A Forecasting Paradigm Shift: From Traditional Methods to Physics–AI Combination in China’s National-Level Severe Convective Weather Operations

Severe convective weather (SCW) is one of the primary meteorological phenomena causing significant disasters and casualties in China. Since 2009, the National Meteorological Center (NMC) of the China Meteorological Administration has made remarkable progress in SCW monitoring, forecasting, and warning technologies and operations. This paper summarizes the operational developments and scientific achievements of the NMC with respect to SCW from four aspects: operations, mechanism studies, monitoring and forecasting technologies, and operational platforms. The NMC has established a comprehensive operational system for SCW, achieving continuous improvement in forecast accuracy and refinement. Key advances are as follows: The climatological characteristics and environmental conditions of SCW in China have been revealed, along with the impacts of the Asian monsoon and cold vortices on convective storms. Identification technologies have been developed for tornadoes, thunderstorm winds, and downbursts using multi-source observations, physical structure characteristics, and deep learning (DL) algorithms.

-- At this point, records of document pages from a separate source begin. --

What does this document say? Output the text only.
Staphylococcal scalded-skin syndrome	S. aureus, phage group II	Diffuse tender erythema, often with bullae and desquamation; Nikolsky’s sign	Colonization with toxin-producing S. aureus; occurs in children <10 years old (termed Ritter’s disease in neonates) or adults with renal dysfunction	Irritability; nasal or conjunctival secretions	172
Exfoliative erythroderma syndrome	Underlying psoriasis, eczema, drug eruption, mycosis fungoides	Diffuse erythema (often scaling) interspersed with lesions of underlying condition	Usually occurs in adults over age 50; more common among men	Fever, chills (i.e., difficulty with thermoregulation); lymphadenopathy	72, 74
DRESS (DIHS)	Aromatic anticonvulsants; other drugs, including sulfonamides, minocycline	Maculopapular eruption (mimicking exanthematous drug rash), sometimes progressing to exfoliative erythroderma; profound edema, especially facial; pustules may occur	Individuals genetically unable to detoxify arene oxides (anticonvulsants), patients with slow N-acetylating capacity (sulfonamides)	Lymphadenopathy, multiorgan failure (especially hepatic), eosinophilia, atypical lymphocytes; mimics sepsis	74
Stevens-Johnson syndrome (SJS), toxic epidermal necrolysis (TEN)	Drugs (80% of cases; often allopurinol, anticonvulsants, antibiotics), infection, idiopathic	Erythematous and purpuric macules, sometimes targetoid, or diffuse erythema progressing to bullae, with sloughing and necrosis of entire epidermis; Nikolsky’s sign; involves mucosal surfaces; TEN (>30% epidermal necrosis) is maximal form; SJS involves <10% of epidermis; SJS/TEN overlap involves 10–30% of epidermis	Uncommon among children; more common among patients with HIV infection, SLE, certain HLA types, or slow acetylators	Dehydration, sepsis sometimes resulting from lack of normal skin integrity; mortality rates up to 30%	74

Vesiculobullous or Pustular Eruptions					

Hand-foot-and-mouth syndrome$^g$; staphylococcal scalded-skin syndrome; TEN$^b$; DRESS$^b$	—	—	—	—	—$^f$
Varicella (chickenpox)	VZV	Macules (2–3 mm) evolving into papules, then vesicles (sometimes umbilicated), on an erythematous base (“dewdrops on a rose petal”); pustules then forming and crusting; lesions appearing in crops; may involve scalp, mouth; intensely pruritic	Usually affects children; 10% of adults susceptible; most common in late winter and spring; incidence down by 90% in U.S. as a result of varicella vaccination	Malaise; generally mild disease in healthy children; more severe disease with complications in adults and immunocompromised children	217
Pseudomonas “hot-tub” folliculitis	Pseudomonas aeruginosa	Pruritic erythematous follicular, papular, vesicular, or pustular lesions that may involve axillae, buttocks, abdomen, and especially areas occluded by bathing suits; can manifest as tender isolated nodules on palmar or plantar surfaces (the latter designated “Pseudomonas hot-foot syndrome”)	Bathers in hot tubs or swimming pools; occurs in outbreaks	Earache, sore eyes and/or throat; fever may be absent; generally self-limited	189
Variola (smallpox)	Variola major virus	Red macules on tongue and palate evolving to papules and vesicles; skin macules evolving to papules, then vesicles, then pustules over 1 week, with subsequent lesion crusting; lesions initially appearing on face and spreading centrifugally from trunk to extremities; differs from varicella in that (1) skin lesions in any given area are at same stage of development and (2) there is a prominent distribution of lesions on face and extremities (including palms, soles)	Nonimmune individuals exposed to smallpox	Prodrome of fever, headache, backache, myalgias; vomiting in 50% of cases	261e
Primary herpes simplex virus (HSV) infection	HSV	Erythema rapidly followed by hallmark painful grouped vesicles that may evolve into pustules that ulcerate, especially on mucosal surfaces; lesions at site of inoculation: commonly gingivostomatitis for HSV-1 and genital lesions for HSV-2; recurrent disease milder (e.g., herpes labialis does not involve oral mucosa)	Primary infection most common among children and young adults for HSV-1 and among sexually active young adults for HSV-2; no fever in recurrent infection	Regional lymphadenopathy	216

By integrating multi-source observational data with numerical weather prediction and applying DL methods, DL models for nowcasting (0‒2 h), short-term (0‒12 h) and short-range (0‒72 h) forecasting have been constructed, with the Fenglei nowcasting model achieving a reliable 3-h forecast. The SWAN (Severe Weather Analysis and Nowcasting) platform, version 3.0, has been implemented, enabling real-time coordinated nowcasting across all-level meteorological departments for the first time in China. Future efforts will focus on enhancing high-precision observation networks, advancing ultra-high-resolution numerical models, developing large-scale and specialized models by integrating physical mechanisms and DL methods, and addressing key technical challenges including high false alarm rates, limited lead time, and intensity prediction difficulties.